When Nadler and the Judiciary Committee decided to hold Attorney General William Barr in contempt of Congress for his failure to produce documents pertaining to special counsel Robert Mueller's nearly two-year investigation into Russian interference in the 2016 election, Trump answered by declaring the unredacted portions of the report off limits under executive privilege.

Thus, Nadler sounded the alarm.

"We've talked for a long time about approaching a constitutional crisis. We are now in it," Nadler said on May 8, 2019. "[The executive branch is] uniformly rejecting subpoenas from Congress. This means that they have decided to oppose the role of Congress as a coordinate branch of government representing the American people. We cannot have a government where all the information is in the executive branch — where the American people and the Congress are stonewalled as to information that they need to make decisions and to know what's going on."

Nadler came out even stronger in a later interview with CNN. "We cannot allow Donald Trump and his minions to convert a democratic government into what amounts to a monarchy, where a Congress elected by the people has no real role" he said.

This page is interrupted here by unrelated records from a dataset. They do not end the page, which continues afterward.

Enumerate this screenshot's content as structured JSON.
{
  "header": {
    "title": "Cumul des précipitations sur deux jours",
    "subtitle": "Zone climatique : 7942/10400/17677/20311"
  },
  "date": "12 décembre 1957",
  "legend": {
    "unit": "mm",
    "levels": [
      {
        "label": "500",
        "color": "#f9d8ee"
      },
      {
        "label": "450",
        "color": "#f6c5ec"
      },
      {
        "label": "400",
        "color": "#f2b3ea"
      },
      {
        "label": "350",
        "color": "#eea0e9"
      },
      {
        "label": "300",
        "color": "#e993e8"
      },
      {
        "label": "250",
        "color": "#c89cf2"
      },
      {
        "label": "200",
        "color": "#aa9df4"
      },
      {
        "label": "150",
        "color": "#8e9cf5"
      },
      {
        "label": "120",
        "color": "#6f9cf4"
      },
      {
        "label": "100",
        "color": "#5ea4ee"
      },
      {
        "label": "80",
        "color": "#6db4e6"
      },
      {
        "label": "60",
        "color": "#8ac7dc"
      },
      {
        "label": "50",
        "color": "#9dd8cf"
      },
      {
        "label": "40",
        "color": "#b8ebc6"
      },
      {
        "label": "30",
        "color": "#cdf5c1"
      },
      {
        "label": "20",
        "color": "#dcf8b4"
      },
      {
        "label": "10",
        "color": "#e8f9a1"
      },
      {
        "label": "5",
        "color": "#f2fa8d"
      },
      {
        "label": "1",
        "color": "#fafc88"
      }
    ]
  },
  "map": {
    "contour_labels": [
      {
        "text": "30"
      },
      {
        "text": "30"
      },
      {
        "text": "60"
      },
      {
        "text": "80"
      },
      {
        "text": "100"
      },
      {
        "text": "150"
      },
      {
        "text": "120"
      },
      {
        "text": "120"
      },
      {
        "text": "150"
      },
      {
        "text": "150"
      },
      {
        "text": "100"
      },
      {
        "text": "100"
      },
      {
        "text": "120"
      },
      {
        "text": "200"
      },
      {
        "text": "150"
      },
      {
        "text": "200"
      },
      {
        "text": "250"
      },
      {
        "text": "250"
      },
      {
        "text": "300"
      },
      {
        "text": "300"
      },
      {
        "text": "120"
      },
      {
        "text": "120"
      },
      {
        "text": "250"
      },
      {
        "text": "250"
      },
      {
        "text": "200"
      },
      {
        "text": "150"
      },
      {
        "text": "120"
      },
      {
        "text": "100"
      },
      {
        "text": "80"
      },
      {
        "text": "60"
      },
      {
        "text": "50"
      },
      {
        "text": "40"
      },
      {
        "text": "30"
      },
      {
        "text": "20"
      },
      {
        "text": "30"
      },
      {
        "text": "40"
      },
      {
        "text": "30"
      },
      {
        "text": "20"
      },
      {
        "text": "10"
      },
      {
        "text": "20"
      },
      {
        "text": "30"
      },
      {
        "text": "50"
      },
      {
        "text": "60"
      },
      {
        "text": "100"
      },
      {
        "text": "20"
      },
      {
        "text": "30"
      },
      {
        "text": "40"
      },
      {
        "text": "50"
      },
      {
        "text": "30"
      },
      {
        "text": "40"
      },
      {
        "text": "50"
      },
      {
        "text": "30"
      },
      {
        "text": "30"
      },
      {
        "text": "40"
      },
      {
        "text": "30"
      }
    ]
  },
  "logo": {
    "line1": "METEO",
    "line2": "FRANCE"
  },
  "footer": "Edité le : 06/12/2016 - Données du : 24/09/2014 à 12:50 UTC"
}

Pelosi backed him up. And other Democrats fell in line. "The president now seeks to take a wrecking ball," Sheila Jackson Lee of Texas said, "to the Constitution of the United States."

Sounds like a crisis. But is it crisis, or politics as usual?

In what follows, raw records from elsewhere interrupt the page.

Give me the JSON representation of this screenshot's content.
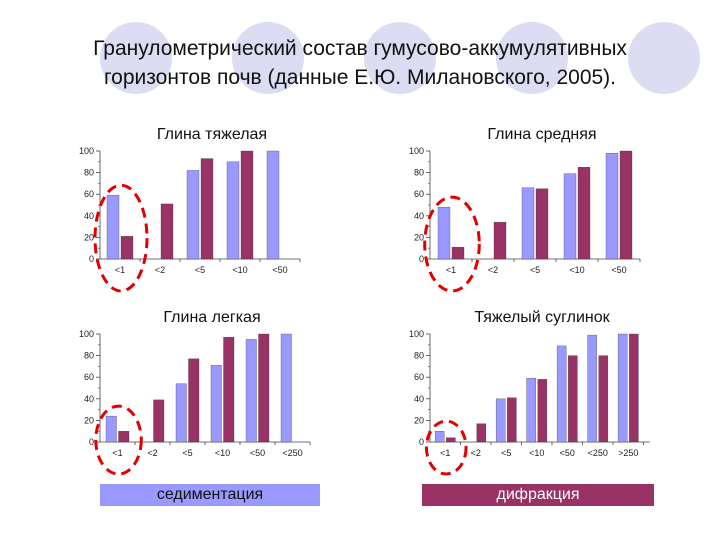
{
  "slide": {
    "title_line1": "Гранулометрический состав гумусово-аккумулятивных",
    "title_line2": "горизонтов почв (данные Е.Ю. Милановского, 2005)."
  },
  "colors": {
    "sedimentation": "#9999ff",
    "diffraction": "#993366",
    "highlight_circle": "#e00000",
    "decor_circle": "#dcdcf2"
  },
  "legend": {
    "sedimentation_label": "седиментация",
    "diffraction_label": "дифракция"
  },
  "chart_data": [
    {
      "type": "bar",
      "title": "Глина тяжелая",
      "categories": [
        "<1",
        "<2",
        "<5",
        "<10",
        "<50"
      ],
      "series": [
        {
          "values": [
            59,
            null,
            82,
            90,
            100
          ]
        },
        {
          "values": [
            21,
            51,
            93,
            100,
            null
          ]
        }
      ],
      "ylim": [
        0,
        100
      ],
      "yticks": [
        "0",
        "20",
        "40",
        "60",
        "80",
        "100"
      ],
      "highlight_category": 0
    },
    {
      "type": "bar",
      "title": "Глина средняя",
      "categories": [
        "<1",
        "<2",
        "<5",
        "<10",
        "<50"
      ],
      "series": [
        {
          "values": [
            48,
            null,
            66,
            79,
            98
          ]
        },
        {
          "values": [
            11,
            34,
            65,
            85,
            100
          ]
        }
      ],
      "ylim": [
        0,
        100
      ],
      "yticks": [
        "0",
        "20",
        "40",
        "60",
        "80",
        "100"
      ],
      "highlight_category": 0
    },
    {
      "type": "bar",
      "title": "Глина легкая",
      "categories": [
        "<1",
        "<2",
        "<5",
        "<10",
        "<50",
        "<250"
      ],
      "series": [
        {
          "values": [
            24,
            null,
            54,
            71,
            95,
            100
          ]
        },
        {
          "values": [
            10,
            39,
            77,
            97,
            100,
            null
          ]
        }
      ],
      "ylim": [
        0,
        100
      ],
      "yticks": [
        "0",
        "20",
        "40",
        "60",
        "80",
        "100"
      ],
      "highlight_category": 0
    },
    {
      "type": "bar",
      "title": "Тяжелый суглинок",
      "categories": [
        "<1",
        "<2",
        "<5",
        "<10",
        "<50",
        "<250",
        ">250"
      ],
      "series": [
        {
          "values": [
            10,
            null,
            40,
            59,
            89,
            99,
            100
          ]
        },
        {
          "values": [
            4,
            17,
            41,
            58,
            80,
            80,
            100
          ]
        }
      ],
      "ylim": [
        0,
        100
      ],
      "yticks": [
        "0",
        "20",
        "40",
        "60",
        "80",
        "100"
      ],
      "highlight_category": 0
    }
  ]
}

What a Constitutional Crisis Looks Like

In their 2009 paper, Levinson and Balkin defined the term like this:

A constitutional crisis ... is a potentially decisive turning point in the direction of the constitutional order, a moment at which the order threatens to break down, just as the body does in a medical crisis.

The authors offer three types of crises:

  • When leaders claim the right to suspend the Constitution, or parts of it, to preserve social order.
  • When leaders comply with the Constitution, but the political crisis remains or leads to disaster.
  • When leaders disagree over what the Constitution means and who has specific powers.

Two political science professors offer their own definition of a "Constitutional crisis" in a post on the site fivethirtyeight.com. They suggest that crises arise ...

  • When the Constitution doesn't spell out its intention;
  • When it does but it's unclear;
  • When what the Constitution states is not politically feasible;
  • Or when governmental institutions and how they're set up under the Constitution fail to work together and a power struggle ensues.

The last one might hit closest to the current situation in the United States.

Is This a Crisis or Just D.C. Drama?

Constitutional crises may seem cheap — the Teapot Dome scandal; Watergate and the impeachment hearings of President Richard Nixon; the disputed 2000 presidential election; the impeachment of President Bill Clinton; Congressional blocking of a Supreme Court nominee; even Trump's appropriation of money to build a border wall all have been slapped with the term — but true crises regarding the U.S. Constitution are probably not as common as all that drama may make them seem.

"People generally use the term 'constitutional crisis' to describe periods when institutions of government are clearly in conflict. But the mere existence of conflict, even profound conflict, cannot be the definition of crisis," Levinson and Malik wrote. "Government institutions are always in conflict."

Journalist Bob Woodward, who helped uncover the Watergate scandal, told CNN's Anderson Cooper the political brouhaha between Congress and the Trump administration is more "constitutional confrontation" than crisis at this point. Former New Jersey Superior Court judge Andrew Napolitano, who serves as a commentator for Fox News, called it a "clash."

Whatever — whether it's Washington as usual, or a disagreement that endangers the very document that upholds our democracy — the drama never ceases. That's American politics.